Vina dan Muhammad Rizky alias Eki adalah dua anak muda yang menjadi korban penganiayaan, pembunuhan, serta pemerkosaan. Jasad mereka ditemukan di jalan layang Talun, Kabupaten Cirebon, pada Sabtu, 27 Agustus 2016, malam. Mulanya polisi menduga keduanya korban kecelakaan tunggal. Setelah ditelisik lebih jauh, terdapat memar-memar di tubuh kedua korban dan motor yang mereka kendarai tak mengalami kerusakan.

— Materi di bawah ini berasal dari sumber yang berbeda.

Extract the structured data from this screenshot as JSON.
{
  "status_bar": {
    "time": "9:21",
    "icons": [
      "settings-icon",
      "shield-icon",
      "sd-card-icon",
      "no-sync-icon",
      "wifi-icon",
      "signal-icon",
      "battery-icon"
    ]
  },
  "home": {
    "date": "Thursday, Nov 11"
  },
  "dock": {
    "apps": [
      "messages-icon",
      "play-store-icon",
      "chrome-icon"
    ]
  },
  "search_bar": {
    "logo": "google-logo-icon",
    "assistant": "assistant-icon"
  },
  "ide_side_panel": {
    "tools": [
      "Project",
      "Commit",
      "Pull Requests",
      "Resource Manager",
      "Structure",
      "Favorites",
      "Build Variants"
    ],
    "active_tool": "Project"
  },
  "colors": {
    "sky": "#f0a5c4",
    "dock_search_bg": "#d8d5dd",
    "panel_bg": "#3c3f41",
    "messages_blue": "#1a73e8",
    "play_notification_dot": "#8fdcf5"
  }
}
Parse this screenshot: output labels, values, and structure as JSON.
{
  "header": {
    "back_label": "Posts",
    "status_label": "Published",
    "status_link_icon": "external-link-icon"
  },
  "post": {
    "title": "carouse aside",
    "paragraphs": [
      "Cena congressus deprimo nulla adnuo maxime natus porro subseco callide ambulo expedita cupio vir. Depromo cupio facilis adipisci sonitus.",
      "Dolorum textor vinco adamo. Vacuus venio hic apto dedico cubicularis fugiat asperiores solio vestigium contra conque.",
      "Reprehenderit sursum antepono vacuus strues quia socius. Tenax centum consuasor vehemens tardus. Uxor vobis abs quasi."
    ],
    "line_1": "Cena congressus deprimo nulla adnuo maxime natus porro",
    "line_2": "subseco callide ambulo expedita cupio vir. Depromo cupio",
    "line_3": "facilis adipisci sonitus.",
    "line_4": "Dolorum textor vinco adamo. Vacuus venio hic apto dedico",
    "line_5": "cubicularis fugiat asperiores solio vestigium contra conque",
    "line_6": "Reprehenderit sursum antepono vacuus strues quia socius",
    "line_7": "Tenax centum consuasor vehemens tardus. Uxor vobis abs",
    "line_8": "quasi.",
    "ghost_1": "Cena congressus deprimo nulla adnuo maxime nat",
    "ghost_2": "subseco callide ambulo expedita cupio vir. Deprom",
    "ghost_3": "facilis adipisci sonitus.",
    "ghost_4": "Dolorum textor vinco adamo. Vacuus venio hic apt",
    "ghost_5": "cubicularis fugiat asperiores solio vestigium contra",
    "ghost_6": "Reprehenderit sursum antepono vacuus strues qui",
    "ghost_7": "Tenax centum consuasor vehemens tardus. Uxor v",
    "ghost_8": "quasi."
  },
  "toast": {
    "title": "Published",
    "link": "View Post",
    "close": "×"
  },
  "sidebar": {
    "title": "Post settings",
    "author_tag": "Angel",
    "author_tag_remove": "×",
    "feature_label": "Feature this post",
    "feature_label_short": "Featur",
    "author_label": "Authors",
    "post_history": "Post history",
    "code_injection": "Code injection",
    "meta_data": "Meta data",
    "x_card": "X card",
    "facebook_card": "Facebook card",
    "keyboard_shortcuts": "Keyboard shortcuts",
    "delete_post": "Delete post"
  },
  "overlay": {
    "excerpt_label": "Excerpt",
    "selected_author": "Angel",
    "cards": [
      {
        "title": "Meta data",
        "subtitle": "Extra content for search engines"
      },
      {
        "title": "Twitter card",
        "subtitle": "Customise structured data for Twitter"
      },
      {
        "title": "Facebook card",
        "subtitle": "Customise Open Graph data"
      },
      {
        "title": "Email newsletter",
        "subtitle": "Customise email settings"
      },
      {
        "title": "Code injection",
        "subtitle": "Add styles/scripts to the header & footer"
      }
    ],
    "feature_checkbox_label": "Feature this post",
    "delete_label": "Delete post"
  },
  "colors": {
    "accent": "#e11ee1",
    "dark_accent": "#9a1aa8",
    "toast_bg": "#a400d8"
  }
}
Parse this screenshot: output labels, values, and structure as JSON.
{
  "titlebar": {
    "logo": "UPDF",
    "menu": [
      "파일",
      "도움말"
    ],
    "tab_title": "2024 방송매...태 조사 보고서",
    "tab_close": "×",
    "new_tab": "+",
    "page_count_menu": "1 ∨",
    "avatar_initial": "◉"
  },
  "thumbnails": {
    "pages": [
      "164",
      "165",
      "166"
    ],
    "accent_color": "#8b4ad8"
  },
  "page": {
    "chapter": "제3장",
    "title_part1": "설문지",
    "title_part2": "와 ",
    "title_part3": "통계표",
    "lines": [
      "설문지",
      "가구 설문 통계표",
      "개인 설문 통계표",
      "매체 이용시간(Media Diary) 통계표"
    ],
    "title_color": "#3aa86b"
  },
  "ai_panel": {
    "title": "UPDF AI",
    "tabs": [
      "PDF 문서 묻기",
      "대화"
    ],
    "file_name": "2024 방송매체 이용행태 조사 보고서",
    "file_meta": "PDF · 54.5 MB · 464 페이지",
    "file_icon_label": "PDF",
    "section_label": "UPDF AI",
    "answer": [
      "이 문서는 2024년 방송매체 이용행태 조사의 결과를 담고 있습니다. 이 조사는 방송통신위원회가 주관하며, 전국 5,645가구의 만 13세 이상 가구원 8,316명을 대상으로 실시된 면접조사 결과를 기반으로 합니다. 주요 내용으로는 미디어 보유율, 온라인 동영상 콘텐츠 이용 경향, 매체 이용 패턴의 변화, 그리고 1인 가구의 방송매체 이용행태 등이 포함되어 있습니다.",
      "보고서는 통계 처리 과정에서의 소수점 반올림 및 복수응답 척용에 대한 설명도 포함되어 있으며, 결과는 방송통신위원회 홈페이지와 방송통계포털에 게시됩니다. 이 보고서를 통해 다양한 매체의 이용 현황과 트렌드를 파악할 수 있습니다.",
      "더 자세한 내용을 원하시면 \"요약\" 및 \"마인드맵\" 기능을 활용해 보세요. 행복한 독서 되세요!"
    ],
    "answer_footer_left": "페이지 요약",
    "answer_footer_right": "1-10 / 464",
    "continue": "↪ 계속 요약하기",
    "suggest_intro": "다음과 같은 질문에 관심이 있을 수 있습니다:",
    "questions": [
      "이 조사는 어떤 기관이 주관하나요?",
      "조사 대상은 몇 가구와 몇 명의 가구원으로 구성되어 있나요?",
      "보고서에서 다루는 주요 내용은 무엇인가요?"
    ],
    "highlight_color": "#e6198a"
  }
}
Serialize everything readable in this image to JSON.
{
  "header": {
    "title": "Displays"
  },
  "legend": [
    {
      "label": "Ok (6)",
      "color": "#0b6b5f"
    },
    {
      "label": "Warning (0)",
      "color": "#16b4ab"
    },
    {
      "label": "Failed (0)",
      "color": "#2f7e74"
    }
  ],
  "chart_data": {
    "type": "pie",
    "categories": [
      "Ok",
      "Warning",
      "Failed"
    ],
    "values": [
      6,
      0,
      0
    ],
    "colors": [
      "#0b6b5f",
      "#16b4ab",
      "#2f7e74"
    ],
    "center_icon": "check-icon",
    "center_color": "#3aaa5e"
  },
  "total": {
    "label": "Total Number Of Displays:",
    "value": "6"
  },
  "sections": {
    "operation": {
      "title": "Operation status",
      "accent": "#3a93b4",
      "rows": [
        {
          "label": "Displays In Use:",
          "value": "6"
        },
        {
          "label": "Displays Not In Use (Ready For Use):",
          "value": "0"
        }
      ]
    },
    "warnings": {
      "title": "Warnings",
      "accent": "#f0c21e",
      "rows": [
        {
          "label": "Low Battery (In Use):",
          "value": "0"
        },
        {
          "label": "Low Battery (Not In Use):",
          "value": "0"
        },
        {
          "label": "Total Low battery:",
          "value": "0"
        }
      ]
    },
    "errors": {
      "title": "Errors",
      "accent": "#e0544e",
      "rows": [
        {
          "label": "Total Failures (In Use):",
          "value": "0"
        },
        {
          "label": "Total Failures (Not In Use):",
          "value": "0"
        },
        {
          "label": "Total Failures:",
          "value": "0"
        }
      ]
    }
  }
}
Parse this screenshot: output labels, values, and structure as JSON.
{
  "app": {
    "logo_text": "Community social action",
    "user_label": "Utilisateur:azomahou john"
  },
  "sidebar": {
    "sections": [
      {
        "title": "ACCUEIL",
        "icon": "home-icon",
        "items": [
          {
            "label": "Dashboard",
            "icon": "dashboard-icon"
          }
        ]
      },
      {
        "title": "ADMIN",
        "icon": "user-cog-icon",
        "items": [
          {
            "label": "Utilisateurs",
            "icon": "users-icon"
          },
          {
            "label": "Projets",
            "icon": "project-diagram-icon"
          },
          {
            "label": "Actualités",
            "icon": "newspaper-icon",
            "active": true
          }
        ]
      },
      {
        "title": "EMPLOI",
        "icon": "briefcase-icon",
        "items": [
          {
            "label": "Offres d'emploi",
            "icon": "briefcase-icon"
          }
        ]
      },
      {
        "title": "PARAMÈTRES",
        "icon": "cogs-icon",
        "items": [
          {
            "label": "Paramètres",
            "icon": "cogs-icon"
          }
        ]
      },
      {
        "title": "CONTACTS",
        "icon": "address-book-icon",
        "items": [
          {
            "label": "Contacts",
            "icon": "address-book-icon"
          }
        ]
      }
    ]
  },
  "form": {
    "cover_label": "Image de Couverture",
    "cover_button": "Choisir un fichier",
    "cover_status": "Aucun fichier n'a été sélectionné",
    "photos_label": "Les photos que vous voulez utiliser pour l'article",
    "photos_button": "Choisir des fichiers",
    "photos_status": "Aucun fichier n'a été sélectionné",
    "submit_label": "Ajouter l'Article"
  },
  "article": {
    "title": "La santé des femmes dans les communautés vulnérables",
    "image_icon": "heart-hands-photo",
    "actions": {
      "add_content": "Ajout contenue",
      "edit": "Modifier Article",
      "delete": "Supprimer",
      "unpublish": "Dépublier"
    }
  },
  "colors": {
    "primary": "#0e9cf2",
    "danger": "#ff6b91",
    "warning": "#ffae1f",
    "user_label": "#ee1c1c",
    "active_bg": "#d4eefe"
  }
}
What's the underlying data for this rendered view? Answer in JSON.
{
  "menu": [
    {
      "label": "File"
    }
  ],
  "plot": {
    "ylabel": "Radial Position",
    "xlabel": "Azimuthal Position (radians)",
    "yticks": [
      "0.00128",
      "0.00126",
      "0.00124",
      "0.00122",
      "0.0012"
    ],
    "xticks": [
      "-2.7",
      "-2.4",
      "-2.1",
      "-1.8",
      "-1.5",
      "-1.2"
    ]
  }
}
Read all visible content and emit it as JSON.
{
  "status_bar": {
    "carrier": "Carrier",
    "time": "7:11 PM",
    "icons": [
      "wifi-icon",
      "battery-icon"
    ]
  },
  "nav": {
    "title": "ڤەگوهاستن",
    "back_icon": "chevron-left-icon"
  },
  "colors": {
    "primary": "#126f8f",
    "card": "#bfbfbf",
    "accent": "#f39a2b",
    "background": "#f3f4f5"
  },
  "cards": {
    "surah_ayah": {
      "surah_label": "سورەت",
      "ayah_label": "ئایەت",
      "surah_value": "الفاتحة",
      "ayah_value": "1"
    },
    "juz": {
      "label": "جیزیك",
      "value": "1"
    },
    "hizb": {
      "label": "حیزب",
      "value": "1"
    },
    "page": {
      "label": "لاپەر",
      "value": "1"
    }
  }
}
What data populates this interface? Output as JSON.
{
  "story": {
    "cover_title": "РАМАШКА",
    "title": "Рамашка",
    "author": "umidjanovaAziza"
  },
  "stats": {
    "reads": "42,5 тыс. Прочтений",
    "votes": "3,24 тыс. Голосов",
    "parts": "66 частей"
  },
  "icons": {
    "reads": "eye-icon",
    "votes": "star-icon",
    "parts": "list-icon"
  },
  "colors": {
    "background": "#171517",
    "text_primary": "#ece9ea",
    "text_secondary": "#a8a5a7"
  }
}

Tim kuasa hukum Pegi Setiawan sujud sukur usai sidang putusan gugatan praperadilan Pegi Setiawan di Pengadilan Negeri Bandung, Jawa Barat, Senin (8/7/2024). 
Foto : Novrian Arbi/Antarafoto

Delapan orang telah ditangkap dan diadili atas peristiwa itu. Tujuh di antaranya divonis hukuman seumur hidup. Satu orang di bawah umur dijatuhi 8 tahun kurungan penjara. Polisi juga merilis tiga orang yang masuk dalam daftar pencarian orang (DPO), salah satunya Pegi alias Perong.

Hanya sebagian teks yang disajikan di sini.